1665P - Inter-observer agreement of the response to therapy assessment in advanced lung cancer within a normative measurement environment

Date 30 September 2012
Event ESMO Congress 2012
Session Poster presentation II
Topics Thoracic Malignancies
Presenter Hubert Beaumont
Authors H. Beaumont1, E. Oubel2, A. Iannessi3, D. Wormanns4
  • 1MEDIAN Technologies, 06560 - Valbonne/FR
  • 2Science, MEDIAN Technologies, 06560 - Valbonne/FR
  • 3Radiology, Centre Antoine Lacassagne, Nice/FR
  • 4Department Of Radiology, ELK Berlin Chest Hospital, berlin/DE



Image-based biomarkers play an increasing role in the assessment of response to therapy. The value of a biomarker comes, in part, from its ability to guarantee reproducibility in a varying context. This study aims at evaluating the impact of workflow normalization and automation on the reproducibility of volume-based response assessment. This impact is measured in terms of inter-reader agreement (IRA).


A retrospective study was performed on 10 patients with Non-Small Cell Lung Cancer (NSCLC) lesions followed over 7 time points (TP) on average with Computed Tomography. Five imaging scientists measured sequentially the volume of each lesion at each TP and the time required to perform segmentations. We relied on a software providing semi-automatic segmentation capabilities and follow-up (FU) display. After 6 months, a second reading session used no automation for segmentation. The response to treatment was assessed according to +/-30% thresholds as recommended by the Quantitative Imaging Biomarker Alliance (QIBA). The IRA was measured by using Kappa coefficient. From the initial reading, where the same reader reviewed consecutively all TPs from the same patient, additional IRA assessments where performed by random mixing of measurements from different readers. Different types of mixing patterns simulated several deviations from normalization, this corresponding to FUs involving more than one radiologist or method.
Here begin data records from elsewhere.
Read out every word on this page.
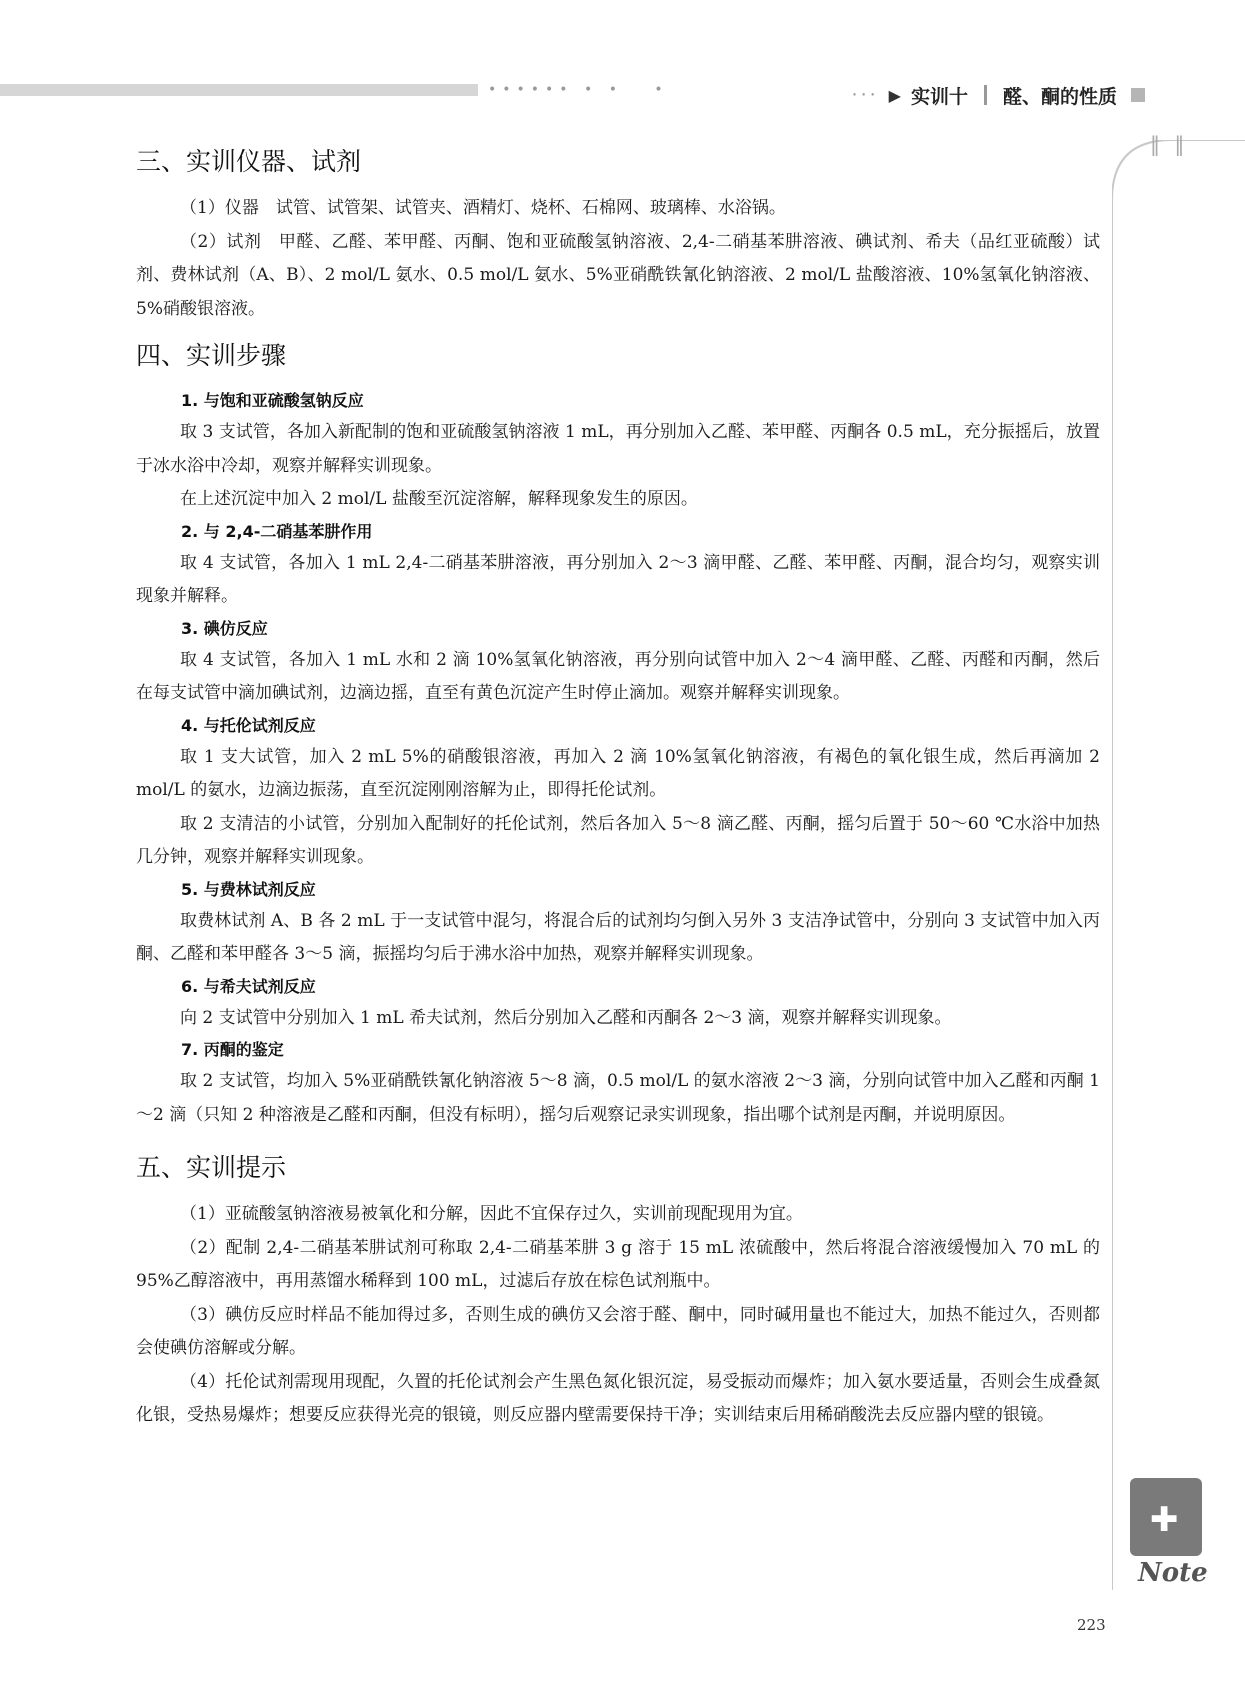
•••••• • •   •	··· ▶ 实训十 醛、酮的性质
‖ ‖
✚
Note
三、实训仪器、试剂

（1）仪器　试管、试管架、试管夹、酒精灯、烧杯、石棉网、玻璃棒、水浴锅。

（2）试剂　甲醛、乙醛、苯甲醛、丙酮、饱和亚硫酸氢钠溶液、2,4-二硝基苯肼溶液、碘试剂、希夫（品红亚硫酸）试剂、费林试剂（A、B）、2 mol/L 氨水、0.5 mol/L 氨水、5%亚硝酰铁氰化钠溶液、2 mol/L 盐酸溶液、10%氢氧化钠溶液、5%硝酸银溶液。

四、实训步骤
1. 与饱和亚硫酸氢钠反应

取 3 支试管，各加入新配制的饱和亚硫酸氢钠溶液 1 mL，再分别加入乙醛、苯甲醛、丙酮各 0.5 mL，充分振摇后，放置于冰水浴中冷却，观察并解释实训现象。

在上述沉淀中加入 2 mol/L 盐酸至沉淀溶解，解释现象发生的原因。

2. 与 2,4-二硝基苯肼作用

取 4 支试管，各加入 1 mL 2,4-二硝基苯肼溶液，再分别加入 2～3 滴甲醛、乙醛、苯甲醛、丙酮，混合均匀，观察实训现象并解释。

3. 碘仿反应

取 4 支试管，各加入 1 mL 水和 2 滴 10%氢氧化钠溶液，再分别向试管中加入 2～4 滴甲醛、乙醛、丙醛和丙酮，然后在每支试管中滴加碘试剂，边滴边摇，直至有黄色沉淀产生时停止滴加。观察并解释实训现象。

4. 与托伦试剂反应

取 1 支大试管，加入 2 mL 5%的硝酸银溶液，再加入 2 滴 10%氢氧化钠溶液，有褐色的氧化银生成，然后再滴加 2 mol/L 的氨水，边滴边振荡，直至沉淀刚刚溶解为止，即得托伦试剂。

取 2 支清洁的小试管，分别加入配制好的托伦试剂，然后各加入 5～8 滴乙醛、丙酮，摇匀后置于 50～60 ℃水浴中加热几分钟，观察并解释实训现象。

5. 与费林试剂反应

取费林试剂 A、B 各 2 mL 于一支试管中混匀，将混合后的试剂均匀倒入另外 3 支洁净试管中，分别向 3 支试管中加入丙酮、乙醛和苯甲醛各 3～5 滴，振摇均匀后于沸水浴中加热，观察并解释实训现象。

6. 与希夫试剂反应

向 2 支试管中分别加入 1 mL 希夫试剂，然后分别加入乙醛和丙酮各 2～3 滴，观察并解释实训现象。

7. 丙酮的鉴定

取 2 支试管，均加入 5%亚硝酰铁氰化钠溶液 5～8 滴，0.5 mol/L 的氨水溶液 2～3 滴，分别向试管中加入乙醛和丙酮 1～2 滴（只知 2 种溶液是乙醛和丙酮，但没有标明），摇匀后观察记录实训现象，指出哪个试剂是丙酮，并说明原因。

五、实训提示

（1）亚硫酸氢钠溶液易被氧化和分解，因此不宜保存过久，实训前现配现用为宜。

（2）配制 2,4-二硝基苯肼试剂可称取 2,4-二硝基苯肼 3 g 溶于 15 mL 浓硫酸中，然后将混合溶液缓慢加入 70 mL 的 95%乙醇溶液中，再用蒸馏水稀释到 100 mL，过滤后存放在棕色试剂瓶中。

（3）碘仿反应时样品不能加得过多，否则生成的碘仿又会溶于醛、酮中，同时碱用量也不能过大，加热不能过久，否则都会使碘仿溶解或分解。

（4）托伦试剂需现用现配，久置的托伦试剂会产生黑色氮化银沉淀，易受振动而爆炸；加入氨水要适量，否则会生成叠氮化银，受热易爆炸；想要反应获得光亮的银镜，则反应器内壁需要保持干净；实训结束后用稀硝酸洗去反应器内壁的银镜。

223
The IRA of a normalized and automated workflow yielded a significantly higher kappa = 0.69 [0.59; 0.79] compared to mixed manual segmentations where kappa was 0.24 [0.06; 0.42]. Analyzed separately, both single-reviewer assessment and semi-automated segmentation led to higher reproducibility. The recourse to semi-automated segmentation reduces the average segmentation time by a factor of 4.


Normalization and automation of the measurements improved significantly the IRA. Both normalization and automation contribute to improved reproducibility. Even small deviations from a normalized review may impair the global reliability of FUs. Single-reviewer reading and automation must be considered for a highly reproducible assessment of response to therapy.


All authors have declared no conflicts of interest.